Will smaller cars mean fewer accidents?

By Felix Salmon
June 1, 2009

Ryan Avent — whom I’m sure has driven much more than I have — has an interesting take on the psychology of the automobile:

I think the psychological result of getting into a car is often unappreciated. A driver — myself included — immediately feels entitled to deference on the road, to that point that they may become actually angry with other drivers, and with the pedestrians and cyclists who insist on making drivers travel somewhat more slowly, or wait to turn right, or generally make the process of commuting less than an unimpeded sprint from point A to point B.

This reminds me of the time when I was riding my bike crosstown on a narrow Manhattan street, and an angry yellow cab started honking aggressively at me from behind.
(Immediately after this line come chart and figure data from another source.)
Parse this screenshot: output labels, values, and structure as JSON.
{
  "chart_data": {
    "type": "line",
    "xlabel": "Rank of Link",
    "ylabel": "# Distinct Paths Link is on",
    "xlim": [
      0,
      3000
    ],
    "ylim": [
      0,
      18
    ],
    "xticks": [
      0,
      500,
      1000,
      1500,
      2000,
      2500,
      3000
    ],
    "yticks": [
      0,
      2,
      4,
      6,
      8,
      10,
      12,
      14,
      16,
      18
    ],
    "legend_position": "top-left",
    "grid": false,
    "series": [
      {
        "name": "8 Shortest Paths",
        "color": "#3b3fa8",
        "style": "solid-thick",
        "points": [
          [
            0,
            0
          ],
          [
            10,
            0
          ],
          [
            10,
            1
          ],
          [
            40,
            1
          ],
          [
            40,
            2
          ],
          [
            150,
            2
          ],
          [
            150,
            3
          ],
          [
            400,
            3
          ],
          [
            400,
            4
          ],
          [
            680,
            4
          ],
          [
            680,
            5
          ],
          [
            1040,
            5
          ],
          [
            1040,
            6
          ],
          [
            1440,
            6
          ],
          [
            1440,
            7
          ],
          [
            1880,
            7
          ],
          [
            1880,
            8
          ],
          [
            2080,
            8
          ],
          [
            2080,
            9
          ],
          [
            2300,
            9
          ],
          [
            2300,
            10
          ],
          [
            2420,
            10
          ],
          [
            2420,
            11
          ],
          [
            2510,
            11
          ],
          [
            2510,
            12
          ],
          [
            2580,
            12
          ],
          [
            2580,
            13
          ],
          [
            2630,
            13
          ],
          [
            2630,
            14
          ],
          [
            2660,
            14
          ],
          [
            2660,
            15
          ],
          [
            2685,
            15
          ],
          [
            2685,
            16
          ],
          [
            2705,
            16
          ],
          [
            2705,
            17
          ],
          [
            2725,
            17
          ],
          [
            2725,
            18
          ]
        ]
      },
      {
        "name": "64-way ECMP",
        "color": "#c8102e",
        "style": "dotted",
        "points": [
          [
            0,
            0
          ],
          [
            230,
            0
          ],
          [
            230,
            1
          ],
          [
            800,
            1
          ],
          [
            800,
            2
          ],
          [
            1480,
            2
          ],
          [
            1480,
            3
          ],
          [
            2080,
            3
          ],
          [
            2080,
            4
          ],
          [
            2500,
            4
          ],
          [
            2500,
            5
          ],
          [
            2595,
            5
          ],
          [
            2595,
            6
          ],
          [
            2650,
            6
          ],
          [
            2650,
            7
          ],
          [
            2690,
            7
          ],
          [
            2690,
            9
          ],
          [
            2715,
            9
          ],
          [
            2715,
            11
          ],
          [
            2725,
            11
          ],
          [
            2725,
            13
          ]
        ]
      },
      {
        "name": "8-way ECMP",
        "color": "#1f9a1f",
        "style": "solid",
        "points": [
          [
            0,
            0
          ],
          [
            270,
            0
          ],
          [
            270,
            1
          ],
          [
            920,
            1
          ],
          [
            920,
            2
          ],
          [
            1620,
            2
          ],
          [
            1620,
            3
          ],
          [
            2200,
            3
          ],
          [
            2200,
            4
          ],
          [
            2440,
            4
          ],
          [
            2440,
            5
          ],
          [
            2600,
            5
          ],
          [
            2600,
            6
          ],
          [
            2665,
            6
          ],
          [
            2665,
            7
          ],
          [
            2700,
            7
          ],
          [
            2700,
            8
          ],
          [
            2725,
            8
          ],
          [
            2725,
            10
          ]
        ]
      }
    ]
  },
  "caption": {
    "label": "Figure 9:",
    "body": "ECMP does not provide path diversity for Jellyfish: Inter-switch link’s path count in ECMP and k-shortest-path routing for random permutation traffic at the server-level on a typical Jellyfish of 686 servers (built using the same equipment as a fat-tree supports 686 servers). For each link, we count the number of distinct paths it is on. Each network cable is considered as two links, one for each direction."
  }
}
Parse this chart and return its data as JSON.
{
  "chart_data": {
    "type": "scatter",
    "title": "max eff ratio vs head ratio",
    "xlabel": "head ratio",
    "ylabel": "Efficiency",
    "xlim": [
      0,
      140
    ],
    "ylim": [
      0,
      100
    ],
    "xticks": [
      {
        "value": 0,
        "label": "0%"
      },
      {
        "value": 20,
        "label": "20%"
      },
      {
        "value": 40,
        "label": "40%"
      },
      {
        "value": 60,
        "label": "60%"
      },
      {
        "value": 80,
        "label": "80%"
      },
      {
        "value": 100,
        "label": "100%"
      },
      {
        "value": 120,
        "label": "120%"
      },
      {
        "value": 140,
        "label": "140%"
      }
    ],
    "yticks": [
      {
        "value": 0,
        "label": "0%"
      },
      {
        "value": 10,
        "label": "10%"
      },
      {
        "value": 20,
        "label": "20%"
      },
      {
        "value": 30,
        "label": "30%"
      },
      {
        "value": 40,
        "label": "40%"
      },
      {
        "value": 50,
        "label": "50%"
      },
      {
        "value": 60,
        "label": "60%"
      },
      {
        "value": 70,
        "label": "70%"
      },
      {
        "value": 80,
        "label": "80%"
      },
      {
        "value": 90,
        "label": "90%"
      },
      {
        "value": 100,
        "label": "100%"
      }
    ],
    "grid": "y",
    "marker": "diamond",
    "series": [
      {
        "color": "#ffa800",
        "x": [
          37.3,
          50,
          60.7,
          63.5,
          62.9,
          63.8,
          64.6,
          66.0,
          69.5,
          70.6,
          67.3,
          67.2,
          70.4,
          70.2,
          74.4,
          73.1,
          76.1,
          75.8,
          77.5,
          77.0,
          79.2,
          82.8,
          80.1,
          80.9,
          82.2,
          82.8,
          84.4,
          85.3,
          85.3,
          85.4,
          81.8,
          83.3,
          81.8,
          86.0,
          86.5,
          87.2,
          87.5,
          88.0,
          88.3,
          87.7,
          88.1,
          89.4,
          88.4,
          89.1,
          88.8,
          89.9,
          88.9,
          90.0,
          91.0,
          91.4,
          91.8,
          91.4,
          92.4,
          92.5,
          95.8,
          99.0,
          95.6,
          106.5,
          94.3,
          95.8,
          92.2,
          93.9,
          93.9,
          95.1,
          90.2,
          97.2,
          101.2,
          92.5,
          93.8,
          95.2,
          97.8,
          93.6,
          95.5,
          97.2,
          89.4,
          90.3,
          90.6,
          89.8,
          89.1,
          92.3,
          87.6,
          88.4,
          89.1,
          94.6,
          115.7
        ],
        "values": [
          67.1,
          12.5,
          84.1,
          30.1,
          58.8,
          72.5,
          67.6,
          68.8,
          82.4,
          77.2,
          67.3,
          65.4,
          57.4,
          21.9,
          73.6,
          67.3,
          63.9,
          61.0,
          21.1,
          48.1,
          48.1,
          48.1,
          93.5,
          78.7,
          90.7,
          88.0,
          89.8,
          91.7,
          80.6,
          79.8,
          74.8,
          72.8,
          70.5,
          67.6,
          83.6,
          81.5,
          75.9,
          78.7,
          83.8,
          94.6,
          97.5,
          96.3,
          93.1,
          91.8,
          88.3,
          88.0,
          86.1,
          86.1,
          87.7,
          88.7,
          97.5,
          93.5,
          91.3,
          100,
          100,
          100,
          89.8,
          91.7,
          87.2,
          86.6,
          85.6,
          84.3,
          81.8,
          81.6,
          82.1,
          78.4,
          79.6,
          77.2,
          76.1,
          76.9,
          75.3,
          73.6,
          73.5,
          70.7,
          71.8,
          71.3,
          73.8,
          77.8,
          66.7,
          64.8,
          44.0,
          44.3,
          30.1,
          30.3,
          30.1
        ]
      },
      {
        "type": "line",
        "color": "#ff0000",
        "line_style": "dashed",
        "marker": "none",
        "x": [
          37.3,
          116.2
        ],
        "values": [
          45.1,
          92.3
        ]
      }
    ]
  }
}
I had nowhere to pull over to, and he got increasingly irate, until I reached the red light and he screeched to a halt beside me. He then proceeded to tell me in no uncertain terms that I had no right to be on the road at all. When I pointed out that for all his rushing he would only have wound up at exactly the same red light a few seconds earlier, and wouldn’t have saved any time, he replied that in fact he had the right to run red lights if he wanted to, and I was depriving him of that right.

OK, New York cab drivers can get a bit extreme. But I think that Ryan’s on to something here — despite the fact that I’m actually the opposite way around: I hate driving, precisely because I’m so fearful about the damage I might do to someone else. That said, when I’m on foot or on my bike I hate it when people get in my way: I might not suffer from road rage when I’m in a car, but I certainly do when I’m on a bike. Get out of my bike lane!

I’m no expert on road rage, but I do think that the feeling of invincibility when you’re in a car does increase with the size of that car. Certainly from the point of view of a pedestrian I feel much more intimidated by a huge black Escalade than I do by a Mini, even though they both would do me pretty much the same amount of harm if they hit me at speed. Just sitting above the street life, rather than on the same level as the street life, makes a big — and deleterious — difference. Drive around a city low down in a Lamborghini, and pedestrians will be attracted to you, rather than repulsed from you.

Could it be that as cars get smaller the number of nasty car-on-person accidents will be reduced? One can but hope.